89. Absentees. Plantations given to the poor for fuel in their distress, 1818. Of this the country bore marks; the trees also were almost all stript of their branches, and the hedges cut down. But this could only be where the bogs were distant, fuel being the only thing of which the Irish poor must, in most places always have plenty.

99. A female barber in Wales. A female apothecary in Ireland. 114. This man calls Clarendon an indifferent writer!

117. Few old churches,-almost all having been burnt in the Great Rebellion.

148. The lower classes in Ireland peculiarly liable to asthma, the damp climate not being in them counteracted by generous diet.

155. The typhus carried by the poor to the houses of the rich; an effect this of the want of poor laws.

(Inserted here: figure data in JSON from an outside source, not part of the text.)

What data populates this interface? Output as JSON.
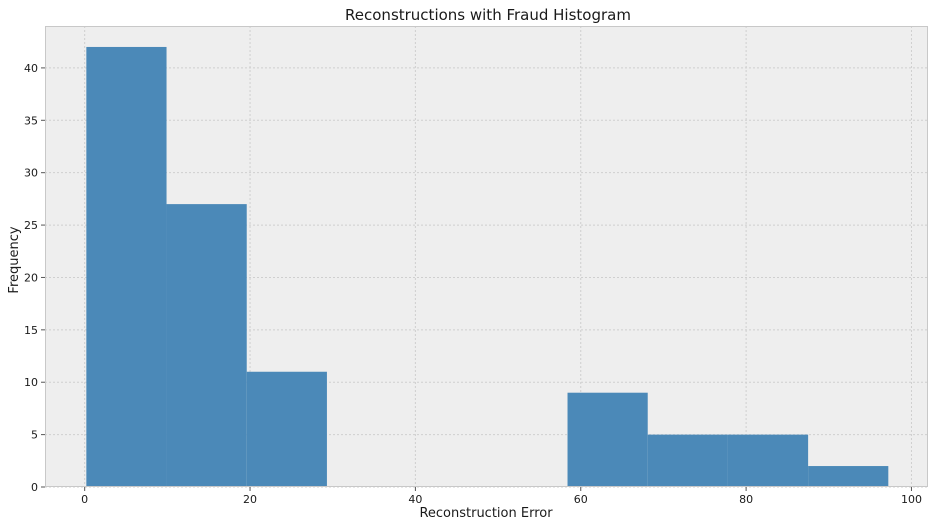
{
  "chart_data": {
    "type": "bar",
    "subtype": "histogram",
    "title": "Reconstructions with Fraud Histogram",
    "xlabel": "Reconstruction Error",
    "ylabel": "Frequency",
    "xlim": [
      -4.8,
      102.0
    ],
    "ylim": [
      0,
      44
    ],
    "xticks": [
      0,
      20,
      40,
      60,
      80,
      100
    ],
    "yticks": [
      0,
      5,
      10,
      15,
      20,
      25,
      30,
      35,
      40
    ],
    "bins": [
      {
        "x0": 0.2,
        "x1": 9.9,
        "count": 42
      },
      {
        "x0": 9.9,
        "x1": 19.6,
        "count": 27
      },
      {
        "x0": 19.6,
        "x1": 29.3,
        "count": 11
      },
      {
        "x0": 29.3,
        "x1": 39.0,
        "count": 0
      },
      {
        "x0": 39.0,
        "x1": 48.7,
        "count": 0
      },
      {
        "x0": 48.7,
        "x1": 58.4,
        "count": 0
      },
      {
        "x0": 58.4,
        "x1": 68.1,
        "count": 9
      },
      {
        "x0": 68.1,
        "x1": 77.8,
        "count": 5
      },
      {
        "x0": 77.8,
        "x1": 87.5,
        "count": 5
      },
      {
        "x0": 87.5,
        "x1": 97.2,
        "count": 2
      }
    ],
    "grid": true,
    "colors": {
      "bar": "#4b89b8",
      "plot_background": "#eeeeee",
      "grid": "#cfcfcf",
      "axes_edge": "#c8c8c8"
    }
  }
}
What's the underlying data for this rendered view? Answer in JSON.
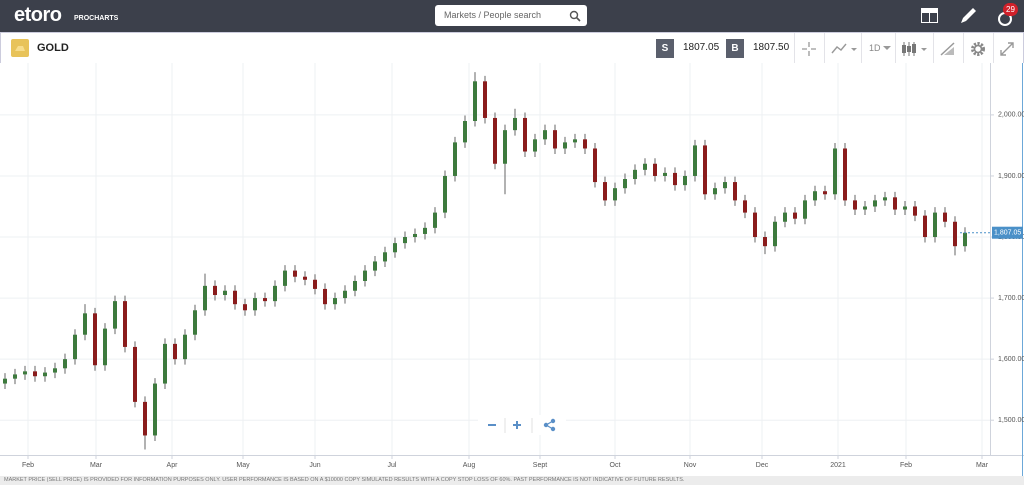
{
  "header": {
    "logo": "etoro",
    "logo_sub": "PROCHARTS",
    "search_placeholder": "Markets / People search",
    "notifications": "29"
  },
  "instrument": {
    "name": "GOLD",
    "sell_label": "S",
    "sell": "1807.05",
    "buy_label": "B",
    "buy": "1807.50",
    "interval": "1D"
  },
  "chart_data": {
    "type": "candlestick",
    "open": [
      1560,
      1568,
      1575,
      1580,
      1572,
      1578,
      1585,
      1600,
      1640,
      1675,
      1590,
      1650,
      1695,
      1620,
      1530,
      1475,
      1560,
      1625,
      1600,
      1640,
      1680,
      1720,
      1705,
      1712,
      1690,
      1680,
      1700,
      1695,
      1720,
      1745,
      1735,
      1730,
      1715,
      1690,
      1700,
      1712,
      1728,
      1745,
      1760,
      1775,
      1790,
      1800,
      1805,
      1815,
      1840,
      1900,
      1955,
      1990,
      2055,
      1995,
      1920,
      1975,
      1995,
      1940,
      1960,
      1975,
      1945,
      1955,
      1960,
      1945,
      1890,
      1860,
      1880,
      1895,
      1910,
      1920,
      1900,
      1905,
      1885,
      1900,
      1950,
      1870,
      1880,
      1890,
      1860,
      1840,
      1800,
      1785,
      1825,
      1840,
      1830,
      1860,
      1875,
      1870,
      1945,
      1860,
      1845,
      1850,
      1860,
      1865,
      1845,
      1850,
      1835,
      1800,
      1840,
      1825,
      1785
    ],
    "high": [
      1577,
      1584,
      1589,
      1589,
      1587,
      1594,
      1609,
      1649,
      1690,
      1684,
      1659,
      1704,
      1704,
      1629,
      1539,
      1569,
      1634,
      1634,
      1649,
      1689,
      1740,
      1729,
      1721,
      1721,
      1699,
      1709,
      1709,
      1729,
      1754,
      1754,
      1744,
      1739,
      1724,
      1709,
      1721,
      1737,
      1754,
      1769,
      1784,
      1799,
      1809,
      1814,
      1824,
      1849,
      1909,
      1964,
      1999,
      2070,
      2064,
      2004,
      1984,
      2010,
      2004,
      1969,
      1984,
      1984,
      1964,
      1969,
      1969,
      1954,
      1899,
      1889,
      1904,
      1919,
      1929,
      1929,
      1914,
      1914,
      1909,
      1959,
      1959,
      1889,
      1899,
      1899,
      1869,
      1849,
      1809,
      1834,
      1849,
      1849,
      1869,
      1884,
      1884,
      1954,
      1954,
      1869,
      1859,
      1869,
      1874,
      1874,
      1859,
      1859,
      1844,
      1849,
      1849,
      1834,
      1816
    ],
    "low": [
      1551,
      1559,
      1566,
      1563,
      1563,
      1569,
      1576,
      1591,
      1631,
      1581,
      1581,
      1641,
      1611,
      1521,
      1452,
      1466,
      1551,
      1591,
      1591,
      1631,
      1671,
      1696,
      1696,
      1681,
      1671,
      1671,
      1686,
      1686,
      1711,
      1726,
      1721,
      1706,
      1681,
      1681,
      1691,
      1703,
      1719,
      1736,
      1751,
      1766,
      1781,
      1791,
      1796,
      1806,
      1831,
      1891,
      1946,
      1981,
      1986,
      1911,
      1870,
      1966,
      1931,
      1931,
      1951,
      1936,
      1936,
      1946,
      1936,
      1881,
      1851,
      1851,
      1871,
      1886,
      1901,
      1891,
      1891,
      1876,
      1876,
      1891,
      1861,
      1861,
      1871,
      1851,
      1831,
      1791,
      1772,
      1776,
      1816,
      1821,
      1821,
      1851,
      1861,
      1861,
      1851,
      1836,
      1836,
      1841,
      1851,
      1836,
      1836,
      1826,
      1791,
      1791,
      1816,
      1770,
      1776
    ],
    "close": [
      1568,
      1575,
      1580,
      1572,
      1578,
      1585,
      1600,
      1640,
      1675,
      1590,
      1650,
      1695,
      1620,
      1530,
      1475,
      1560,
      1625,
      1600,
      1640,
      1680,
      1720,
      1705,
      1712,
      1690,
      1680,
      1700,
      1695,
      1720,
      1745,
      1735,
      1730,
      1715,
      1690,
      1700,
      1712,
      1728,
      1745,
      1760,
      1775,
      1790,
      1800,
      1805,
      1815,
      1840,
      1900,
      1955,
      1990,
      2055,
      1995,
      1920,
      1975,
      1995,
      1940,
      1960,
      1975,
      1945,
      1955,
      1960,
      1945,
      1890,
      1860,
      1880,
      1895,
      1910,
      1920,
      1900,
      1905,
      1885,
      1900,
      1950,
      1870,
      1880,
      1890,
      1860,
      1840,
      1800,
      1785,
      1825,
      1840,
      1830,
      1860,
      1875,
      1870,
      1945,
      1860,
      1845,
      1850,
      1860,
      1865,
      1845,
      1850,
      1835,
      1800,
      1840,
      1825,
      1785,
      1807
    ],
    "up_color": "#3d7a3d",
    "down_color": "#8a1c1c",
    "xlim": [
      -0.5,
      98.5
    ],
    "xticks": [
      {
        "value": 2.3,
        "label": "Feb"
      },
      {
        "value": 9.1,
        "label": "Mar"
      },
      {
        "value": 16.7,
        "label": "Apr"
      },
      {
        "value": 23.8,
        "label": "May"
      },
      {
        "value": 31,
        "label": "Jun"
      },
      {
        "value": 38.7,
        "label": "Jul"
      },
      {
        "value": 46.4,
        "label": "Aug"
      },
      {
        "value": 53.5,
        "label": "Sept"
      },
      {
        "value": 61,
        "label": "Oct"
      },
      {
        "value": 68.5,
        "label": "Nov"
      },
      {
        "value": 75.7,
        "label": "Dec"
      },
      {
        "value": 83.3,
        "label": "2021"
      },
      {
        "value": 90.1,
        "label": "Feb"
      },
      {
        "value": 97.7,
        "label": "Mar"
      }
    ],
    "ylim": [
      1443,
      2085
    ],
    "yticks": [
      {
        "value": 1500,
        "label": "1,500.00"
      },
      {
        "value": 1600,
        "label": "1,600.00"
      },
      {
        "value": 1700,
        "label": "1,700.00"
      },
      {
        "value": 1800,
        "label": "1,800.00"
      },
      {
        "value": 1900,
        "label": "1,900.00"
      },
      {
        "value": 2000,
        "label": "2,000.00"
      }
    ],
    "last_price": {
      "value": 1807.05,
      "label": "1,807.05"
    },
    "grid": true
  },
  "disclaimer": "MARKET PRICE (SELL PRICE) IS PROVIDED FOR INFORMATION PURPOSES ONLY. USER PERFORMANCE IS BASED ON A $10000 COPY SIMULATED RESULTS WITH A COPY STOP LOSS OF 60%. PAST PERFORMANCE IS NOT INDICATIVE OF FUTURE RESULTS."
}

156-7. Some good remarks on this. More rich than poor died, more men than women; youth was more susceptible of the disease than manhood, manhood than old age.

158-9. Sensible remarks on leaving certain diseases to nature.

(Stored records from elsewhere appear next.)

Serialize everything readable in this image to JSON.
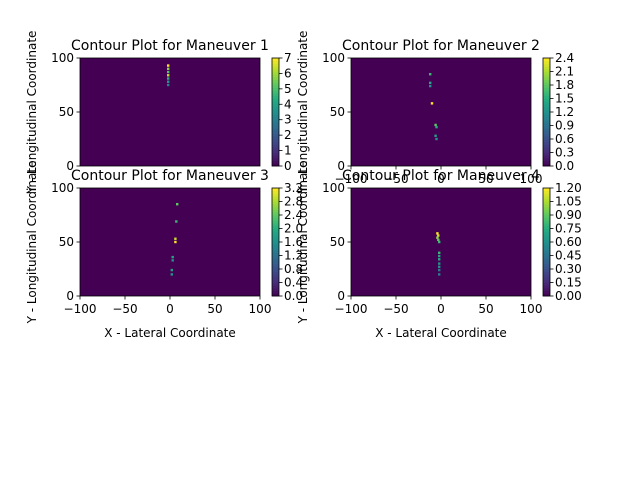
{
  "chart_data": [
    {
      "type": "heatmap",
      "title": "Contour Plot for Maneuver 1",
      "xlabel": "",
      "ylabel": "Y - Longitudinal Coordinate",
      "xlim": [
        -100,
        100
      ],
      "ylim": [
        0,
        100
      ],
      "xticks": [],
      "yticks": [
        "0",
        "50",
        "100"
      ],
      "colorbar": {
        "min": 0,
        "max": 7,
        "ticks": [
          "0",
          "1",
          "2",
          "3",
          "4",
          "5",
          "6",
          "7"
        ]
      },
      "points": [
        {
          "x": -2,
          "y": 93,
          "v": 7
        },
        {
          "x": -2,
          "y": 90,
          "v": 5
        },
        {
          "x": -2,
          "y": 87,
          "v": 4
        },
        {
          "x": -2,
          "y": 84,
          "v": 6
        },
        {
          "x": -2,
          "y": 81,
          "v": 3
        },
        {
          "x": -2,
          "y": 78,
          "v": 2
        },
        {
          "x": -2,
          "y": 75,
          "v": 1
        }
      ]
    },
    {
      "type": "heatmap",
      "title": "Contour Plot for Maneuver 2",
      "xlabel": "",
      "ylabel": "Y - Longitudinal Coordinate",
      "xlim": [
        -100,
        100
      ],
      "ylim": [
        0,
        100
      ],
      "xticks": [
        "−100",
        "−50",
        "0",
        "50",
        "100"
      ],
      "yticks": [
        "0",
        "50",
        "100"
      ],
      "colorbar": {
        "min": 0,
        "max": 2.4,
        "ticks": [
          "0.0",
          "0.3",
          "0.6",
          "0.9",
          "1.2",
          "1.5",
          "1.8",
          "2.1",
          "2.4"
        ]
      },
      "points": [
        {
          "x": -12,
          "y": 85,
          "v": 1.2
        },
        {
          "x": -12,
          "y": 77,
          "v": 0.9
        },
        {
          "x": -12,
          "y": 74,
          "v": 0.6
        },
        {
          "x": -10,
          "y": 58,
          "v": 2.4
        },
        {
          "x": -6,
          "y": 38,
          "v": 1.5
        },
        {
          "x": -5,
          "y": 36,
          "v": 1.0
        },
        {
          "x": -6,
          "y": 28,
          "v": 0.8
        },
        {
          "x": -5,
          "y": 25,
          "v": 0.6
        }
      ]
    },
    {
      "type": "heatmap",
      "title": "Contour Plot for Maneuver 3",
      "xlabel": "X - Lateral Coordinate",
      "ylabel": "Y - Longitudinal Coordinate",
      "xlim": [
        -100,
        100
      ],
      "ylim": [
        0,
        100
      ],
      "xticks": [
        "−100",
        "−50",
        "0",
        "50",
        "100"
      ],
      "yticks": [
        "0",
        "50",
        "100"
      ],
      "colorbar": {
        "min": 0,
        "max": 3.2,
        "ticks": [
          "0.0",
          "0.4",
          "0.8",
          "1.2",
          "1.6",
          "2.0",
          "2.4",
          "2.8",
          "3.2"
        ]
      },
      "points": [
        {
          "x": 8,
          "y": 85,
          "v": 2.0
        },
        {
          "x": 7,
          "y": 69,
          "v": 1.6
        },
        {
          "x": 6,
          "y": 53,
          "v": 2.8
        },
        {
          "x": 6,
          "y": 50,
          "v": 3.2
        },
        {
          "x": 3,
          "y": 36,
          "v": 1.2
        },
        {
          "x": 3,
          "y": 33,
          "v": 0.8
        },
        {
          "x": 2,
          "y": 24,
          "v": 1.0
        },
        {
          "x": 2,
          "y": 20,
          "v": 0.8
        }
      ]
    },
    {
      "type": "heatmap",
      "title": "Contour Plot for Maneuver 4",
      "xlabel": "X - Lateral Coordinate",
      "ylabel": "Y - Longitudinal Coordinate",
      "xlim": [
        -100,
        100
      ],
      "ylim": [
        0,
        100
      ],
      "xticks": [
        "−100",
        "−50",
        "0",
        "50",
        "100"
      ],
      "yticks": [
        "0",
        "50",
        "100"
      ],
      "colorbar": {
        "min": 0,
        "max": 1.2,
        "ticks": [
          "0.00",
          "0.15",
          "0.30",
          "0.45",
          "0.60",
          "0.75",
          "0.90",
          "1.05",
          "1.20"
        ]
      },
      "points": [
        {
          "x": -4,
          "y": 58,
          "v": 1.2
        },
        {
          "x": -3,
          "y": 56,
          "v": 1.05
        },
        {
          "x": -4,
          "y": 54,
          "v": 0.9
        },
        {
          "x": -3,
          "y": 52,
          "v": 0.75
        },
        {
          "x": -2,
          "y": 50,
          "v": 0.6
        },
        {
          "x": -2,
          "y": 40,
          "v": 0.6
        },
        {
          "x": -2,
          "y": 37,
          "v": 0.45
        },
        {
          "x": -2,
          "y": 34,
          "v": 0.45
        },
        {
          "x": -2,
          "y": 30,
          "v": 0.3
        },
        {
          "x": -2,
          "y": 27,
          "v": 0.3
        },
        {
          "x": -2,
          "y": 24,
          "v": 0.15
        },
        {
          "x": -2,
          "y": 20,
          "v": 0.15
        }
      ]
    }
  ]
}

191. Emigrants who carry with them a hatred of the government under which, though not by which, they have been opprest.

The industrious and enterprising emigrants. The very worthless and very poor remain at home.

252. St. Patrick's purgatory 260-1-6-6.

256. "Ough, man dear," said a poor old female pilgrim to him, "auld age is a wearisome load, and I would fain move about a wee bit to lighten it."

262. The priests injure their health by fasting whenever they have to administer the host.

271. An Irishman become a Roman-an Irelandman, one that is born there only.